The OP asked if it was possible on a brown horse. You did not specify greys in your post. I was pointing out that bloody shoulders (blood marks) show after a horse stars to grey as the area of bloody shoulder is not affected by grey and does not grey out.


----------



## Miss Meghana (Mar 21, 2011)

Not as what we would call a star, no. Unless there was a strange mutation. On some grays it may seem as if there are dark facial markings, but those are actually just dapples, and will fade over time.

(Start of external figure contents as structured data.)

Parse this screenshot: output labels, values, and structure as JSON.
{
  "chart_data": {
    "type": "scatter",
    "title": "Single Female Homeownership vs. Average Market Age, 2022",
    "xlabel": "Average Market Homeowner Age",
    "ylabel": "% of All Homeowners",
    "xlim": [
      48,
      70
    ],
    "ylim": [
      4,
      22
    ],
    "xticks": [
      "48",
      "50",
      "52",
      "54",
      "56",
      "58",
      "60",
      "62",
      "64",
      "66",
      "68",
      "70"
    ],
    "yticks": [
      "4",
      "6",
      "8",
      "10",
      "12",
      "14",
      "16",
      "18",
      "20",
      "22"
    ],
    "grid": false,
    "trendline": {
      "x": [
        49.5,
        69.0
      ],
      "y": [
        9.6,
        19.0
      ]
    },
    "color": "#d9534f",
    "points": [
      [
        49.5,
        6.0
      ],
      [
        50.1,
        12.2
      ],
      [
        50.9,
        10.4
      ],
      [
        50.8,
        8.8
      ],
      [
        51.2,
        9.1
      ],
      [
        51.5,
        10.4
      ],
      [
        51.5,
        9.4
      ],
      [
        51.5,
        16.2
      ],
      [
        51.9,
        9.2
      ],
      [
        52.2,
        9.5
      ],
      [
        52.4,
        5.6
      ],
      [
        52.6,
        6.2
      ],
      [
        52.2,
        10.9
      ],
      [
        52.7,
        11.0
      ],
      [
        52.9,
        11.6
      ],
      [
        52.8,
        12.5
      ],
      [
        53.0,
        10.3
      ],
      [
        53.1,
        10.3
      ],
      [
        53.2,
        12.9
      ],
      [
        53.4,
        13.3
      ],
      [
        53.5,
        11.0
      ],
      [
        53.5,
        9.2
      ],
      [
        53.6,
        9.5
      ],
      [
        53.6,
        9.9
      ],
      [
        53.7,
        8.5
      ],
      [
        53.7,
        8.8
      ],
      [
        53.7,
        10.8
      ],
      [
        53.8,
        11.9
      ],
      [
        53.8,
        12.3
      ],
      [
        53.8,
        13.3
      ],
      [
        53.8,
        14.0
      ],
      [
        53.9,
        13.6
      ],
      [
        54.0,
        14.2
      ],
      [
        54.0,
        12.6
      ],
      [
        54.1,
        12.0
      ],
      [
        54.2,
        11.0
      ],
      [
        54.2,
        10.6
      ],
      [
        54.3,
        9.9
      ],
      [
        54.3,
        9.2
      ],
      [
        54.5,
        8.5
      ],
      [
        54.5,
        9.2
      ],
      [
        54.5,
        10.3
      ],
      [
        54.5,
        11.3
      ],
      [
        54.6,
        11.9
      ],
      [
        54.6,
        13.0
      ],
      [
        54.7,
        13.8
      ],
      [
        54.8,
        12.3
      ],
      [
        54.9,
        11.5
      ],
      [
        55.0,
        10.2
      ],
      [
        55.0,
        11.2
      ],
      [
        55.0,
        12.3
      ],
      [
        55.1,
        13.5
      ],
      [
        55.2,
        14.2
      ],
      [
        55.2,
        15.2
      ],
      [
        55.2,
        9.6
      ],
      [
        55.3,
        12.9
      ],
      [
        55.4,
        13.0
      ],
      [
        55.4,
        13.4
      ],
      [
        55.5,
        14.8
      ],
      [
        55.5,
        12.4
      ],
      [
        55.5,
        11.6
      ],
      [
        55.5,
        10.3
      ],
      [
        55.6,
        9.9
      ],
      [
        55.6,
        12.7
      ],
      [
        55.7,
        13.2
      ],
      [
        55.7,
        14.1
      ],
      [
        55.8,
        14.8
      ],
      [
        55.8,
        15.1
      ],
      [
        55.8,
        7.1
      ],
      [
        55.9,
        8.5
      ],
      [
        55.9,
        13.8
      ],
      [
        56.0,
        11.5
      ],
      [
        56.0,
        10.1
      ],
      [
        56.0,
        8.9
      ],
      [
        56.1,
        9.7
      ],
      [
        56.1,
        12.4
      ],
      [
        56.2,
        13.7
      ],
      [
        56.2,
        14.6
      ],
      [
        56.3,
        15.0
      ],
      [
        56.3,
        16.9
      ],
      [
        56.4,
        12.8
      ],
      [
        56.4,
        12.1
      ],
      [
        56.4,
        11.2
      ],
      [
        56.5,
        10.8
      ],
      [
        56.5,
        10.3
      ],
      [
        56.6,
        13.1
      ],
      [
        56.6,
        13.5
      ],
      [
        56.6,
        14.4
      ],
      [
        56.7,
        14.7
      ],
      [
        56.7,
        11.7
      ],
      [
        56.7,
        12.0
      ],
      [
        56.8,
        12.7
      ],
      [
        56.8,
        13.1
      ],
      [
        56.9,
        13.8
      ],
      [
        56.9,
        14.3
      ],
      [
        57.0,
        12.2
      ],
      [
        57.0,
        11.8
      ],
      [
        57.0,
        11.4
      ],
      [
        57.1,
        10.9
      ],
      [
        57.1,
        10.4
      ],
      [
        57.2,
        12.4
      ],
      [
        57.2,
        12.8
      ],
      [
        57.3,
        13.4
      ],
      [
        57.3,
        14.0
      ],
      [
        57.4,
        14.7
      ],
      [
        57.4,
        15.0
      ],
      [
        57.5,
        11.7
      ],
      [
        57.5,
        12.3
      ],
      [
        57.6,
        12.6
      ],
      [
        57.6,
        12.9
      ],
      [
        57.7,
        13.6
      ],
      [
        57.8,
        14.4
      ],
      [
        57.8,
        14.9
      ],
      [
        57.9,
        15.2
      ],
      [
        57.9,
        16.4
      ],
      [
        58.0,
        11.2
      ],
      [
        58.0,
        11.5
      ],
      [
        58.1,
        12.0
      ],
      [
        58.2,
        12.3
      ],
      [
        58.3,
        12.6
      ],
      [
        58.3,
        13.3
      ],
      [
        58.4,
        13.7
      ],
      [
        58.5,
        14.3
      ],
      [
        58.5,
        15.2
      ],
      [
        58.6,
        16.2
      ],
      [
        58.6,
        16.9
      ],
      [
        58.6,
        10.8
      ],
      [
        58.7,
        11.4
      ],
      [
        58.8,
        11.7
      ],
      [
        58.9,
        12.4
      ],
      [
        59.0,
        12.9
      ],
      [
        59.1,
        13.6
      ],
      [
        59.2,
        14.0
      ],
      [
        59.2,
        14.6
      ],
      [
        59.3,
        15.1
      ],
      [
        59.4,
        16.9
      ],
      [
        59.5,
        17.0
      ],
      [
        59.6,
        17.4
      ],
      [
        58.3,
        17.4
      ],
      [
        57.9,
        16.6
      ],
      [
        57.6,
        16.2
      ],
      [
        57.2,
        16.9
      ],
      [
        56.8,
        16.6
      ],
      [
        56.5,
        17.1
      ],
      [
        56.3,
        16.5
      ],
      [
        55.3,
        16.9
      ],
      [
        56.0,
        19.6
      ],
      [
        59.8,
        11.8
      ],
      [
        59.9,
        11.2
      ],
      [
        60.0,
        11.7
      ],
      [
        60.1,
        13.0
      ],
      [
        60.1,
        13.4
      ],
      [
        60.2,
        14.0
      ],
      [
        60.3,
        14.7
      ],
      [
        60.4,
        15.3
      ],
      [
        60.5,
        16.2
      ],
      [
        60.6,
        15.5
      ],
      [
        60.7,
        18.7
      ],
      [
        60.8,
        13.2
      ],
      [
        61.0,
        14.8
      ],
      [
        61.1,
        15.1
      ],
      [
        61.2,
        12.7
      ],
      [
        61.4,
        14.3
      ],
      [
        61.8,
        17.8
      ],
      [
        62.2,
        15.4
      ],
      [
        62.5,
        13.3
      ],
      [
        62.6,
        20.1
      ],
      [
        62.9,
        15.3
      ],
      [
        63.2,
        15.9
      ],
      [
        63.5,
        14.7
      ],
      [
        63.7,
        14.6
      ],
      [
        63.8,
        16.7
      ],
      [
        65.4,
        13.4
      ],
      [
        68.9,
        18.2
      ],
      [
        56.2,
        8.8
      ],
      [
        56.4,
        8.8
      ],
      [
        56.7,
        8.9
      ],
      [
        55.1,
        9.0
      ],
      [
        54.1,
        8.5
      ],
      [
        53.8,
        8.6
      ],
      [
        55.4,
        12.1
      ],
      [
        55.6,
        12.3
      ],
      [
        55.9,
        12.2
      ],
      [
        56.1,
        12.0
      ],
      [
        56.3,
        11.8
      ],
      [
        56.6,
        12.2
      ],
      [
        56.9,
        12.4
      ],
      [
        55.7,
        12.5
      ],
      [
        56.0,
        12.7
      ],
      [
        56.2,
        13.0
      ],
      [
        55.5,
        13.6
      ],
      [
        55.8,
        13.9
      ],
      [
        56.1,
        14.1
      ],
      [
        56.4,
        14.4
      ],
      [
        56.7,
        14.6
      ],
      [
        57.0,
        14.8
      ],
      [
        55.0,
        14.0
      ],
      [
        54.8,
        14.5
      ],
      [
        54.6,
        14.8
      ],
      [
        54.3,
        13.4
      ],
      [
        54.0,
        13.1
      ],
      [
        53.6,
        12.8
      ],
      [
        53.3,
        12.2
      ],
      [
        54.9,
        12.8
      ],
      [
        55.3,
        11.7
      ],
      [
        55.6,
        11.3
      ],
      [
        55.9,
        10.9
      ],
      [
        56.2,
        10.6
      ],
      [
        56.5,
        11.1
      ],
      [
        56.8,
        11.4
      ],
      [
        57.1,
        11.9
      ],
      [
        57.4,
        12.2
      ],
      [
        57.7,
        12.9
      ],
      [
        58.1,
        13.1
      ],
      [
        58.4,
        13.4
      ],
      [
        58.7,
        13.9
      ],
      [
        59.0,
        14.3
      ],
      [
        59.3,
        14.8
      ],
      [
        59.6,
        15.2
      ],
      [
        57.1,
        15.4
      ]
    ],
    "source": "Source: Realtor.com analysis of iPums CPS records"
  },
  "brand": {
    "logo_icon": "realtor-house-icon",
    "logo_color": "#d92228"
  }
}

Sorry. Not a great answer, but I've never heard of anything like it, and I'm not entirely sure why it couldn't happen (I'll look into it, though), but am sure I've never heard of it. Again, I apologize. :-(


----------



## equiniphile (Aug 16, 2009)

A facial marking is always a white marking, unless it's roaning (which is very rare to be on the face) or a pinto marking, where the horse has a mulit-colored face, but that is not considered a star.


----------



## Poseidon (Oct 1, 2010)

If you wanted a black "star", you could always just get some horse paint and just dab it on their forehead.:lol: 

But it's not genetically possible.


----------



## butterflysparkles (Mar 12, 2011)

Ha Ha!


----------



## smrobs (Jul 30, 2008)

I have to disagree with some folks. It is _possible_ but exceptionally rare and it isn't something that you can breed for or plan for. It is like having a horse with a grease spot, it just happens with absolutely no genetic reasoning behind it. 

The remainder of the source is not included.